Короче говоря, я предпочел все же не сообщать ему, что однажды, сочтя себя должным образом подготовленным, собрался переписать его давний роман. А вместо этого сказал, что вот уже три дня, с тех пор как он упомянул о нем, я думаю, как выкроить время, чтобы отыскать «Вальтера» в моей библиотеке и освежить его в памяти.

Мне показалось, что после этих слов он побледнел от ужаса.

 Освежить? Да ведь его уже никто не читает!  воскликнул Санчес, и мне показалось, что этот косвенный совет оставить в покое его злосчастную книгу вполне можно отнести к разряду «крик души».

По совести говоря, я прилгнул, когда сказал, что выкрою время и отыщу его давний роман, ибо в тот же вечер уже нашел книгу и текст, прочитанный на обложке, освежил мне память.

Девять из десяти новелл, составлявших книгу, говорили различными голосами чревовещателя. Ибо Вальтер, сумев в первой главе справиться со своим пагубным стремлением говорить собственным голосом, которое, как и следовало ожидать, сковывало его, заговорил на столько ладов на девять, если точно сколько глав имелось в его тенденциозных воспоминаниях. Главы были новеллами, а новеллы главами. И читатель находил в этой книге не только воспоминания Вальтера, но и роман, в свою очередь состоящий из нескольких новелл. По крайней мере, так было написано на заднике, благодаря чему мне, некогда бросившему книгу на середине, удалось получить исчерпывающее представление о ее структуре.

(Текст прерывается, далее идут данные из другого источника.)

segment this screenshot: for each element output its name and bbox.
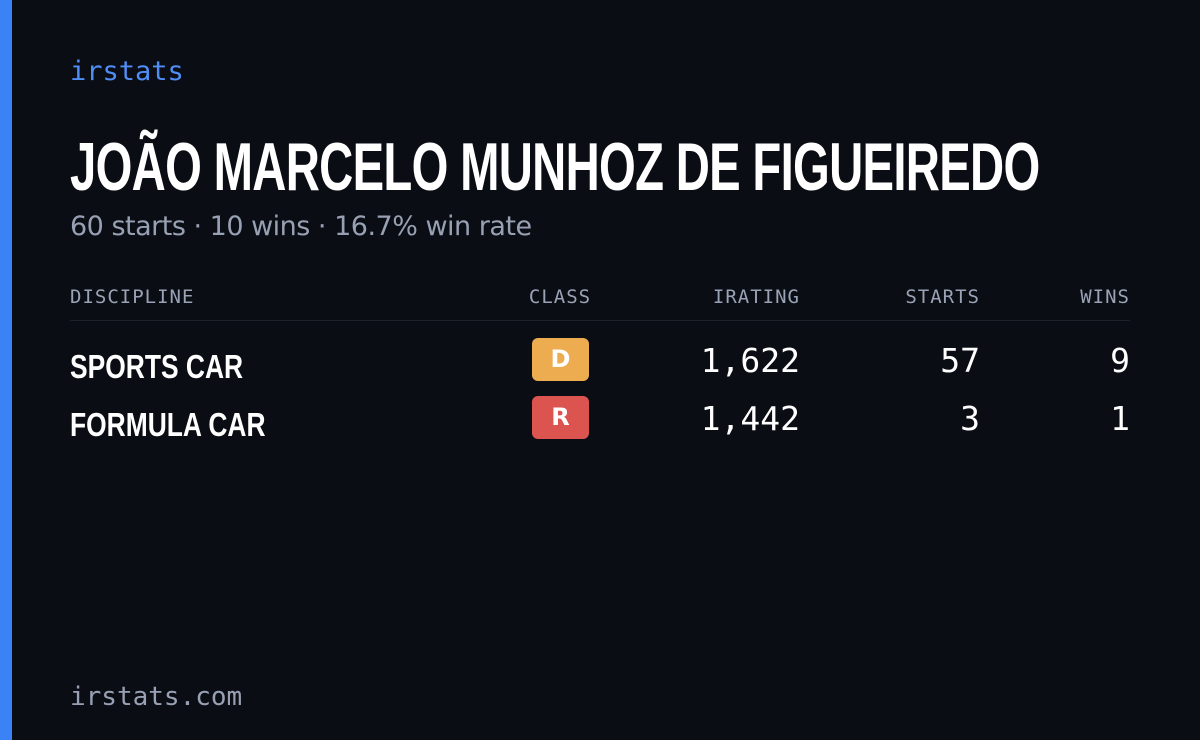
driver-summary: 60 starts · 10 wins · 16.7% win rate <box>70 211 532 242</box>
accent-bar <box>0 0 12 740</box>
column-header: WINS <box>1080 286 1130 308</box>
brand: irstats <box>70 56 184 87</box>
starts: 3 <box>960 399 980 438</box>
irating: 1,622 <box>700 341 800 380</box>
starts: 57 <box>940 341 980 380</box>
column-header: DISCIPLINE <box>70 286 195 308</box>
discipline: SPORTS CAR <box>70 348 244 385</box>
driver-name: JOÃO MARCELO MUNHOZ DE FIGUEIREDO <box>70 129 1040 205</box>
class-badge: D <box>532 338 589 381</box>
class-badge: R <box>532 396 589 439</box>
discipline: FORMULA CAR <box>70 406 266 443</box>
column-header: CLASS <box>528 286 592 308</box>
column-header: STARTS <box>905 286 980 308</box>
footer: irstats.com <box>70 682 243 712</box>
wins: 9 <box>1110 341 1130 380</box>
column-header: IRATING <box>712 286 800 308</box>
divider <box>70 320 1130 321</box>
irating: 1,442 <box>700 399 800 438</box>
wins: 1 <box>1110 399 1130 438</box>
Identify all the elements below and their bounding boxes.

За разными голосами, звучащими в каждой главе, были замаскированы подражания иногда пародийные, а иногда и нет голосам великих мастеров рассказа: так, например, первый раздел, начальная глава книги, явно писался под сильным влиянием тона и стиля Джона Чивера; во втором звучал голос, узнаваемо передразнивавший прозу Джуны Барнс; третий носил явственные следы неповторимого борхесовского стиля; автор четвертого использовал повествовательную стратегию, очень характерную для Хемингуэя; а в пятом, называвшемся «Старые супруги»,  рубленый стиль Раймонда Карвера[25]

Короче говоря, я не рискнул сообщить Санчесу, что вечером, хоть и вскользь, но возобновил знакомство с его романом, написанным тридцать лет назад, и благодаря этому сумел вспомнить, что каждую главку предварял эпиграф из соответствующего «выдающегося мастера новеллы», что служило своего рода опознавательным знаком. И если уж я не захотел сообщать автору, что бегло просмотрел его текст, то и подавно незачем было упоминать о зубодробительно-густых фрагментах этих невыносимых, чтобы не сказать бредовых абзацев, чью невыносимость он в свое время оправдывал требованиями сюжетной интриги.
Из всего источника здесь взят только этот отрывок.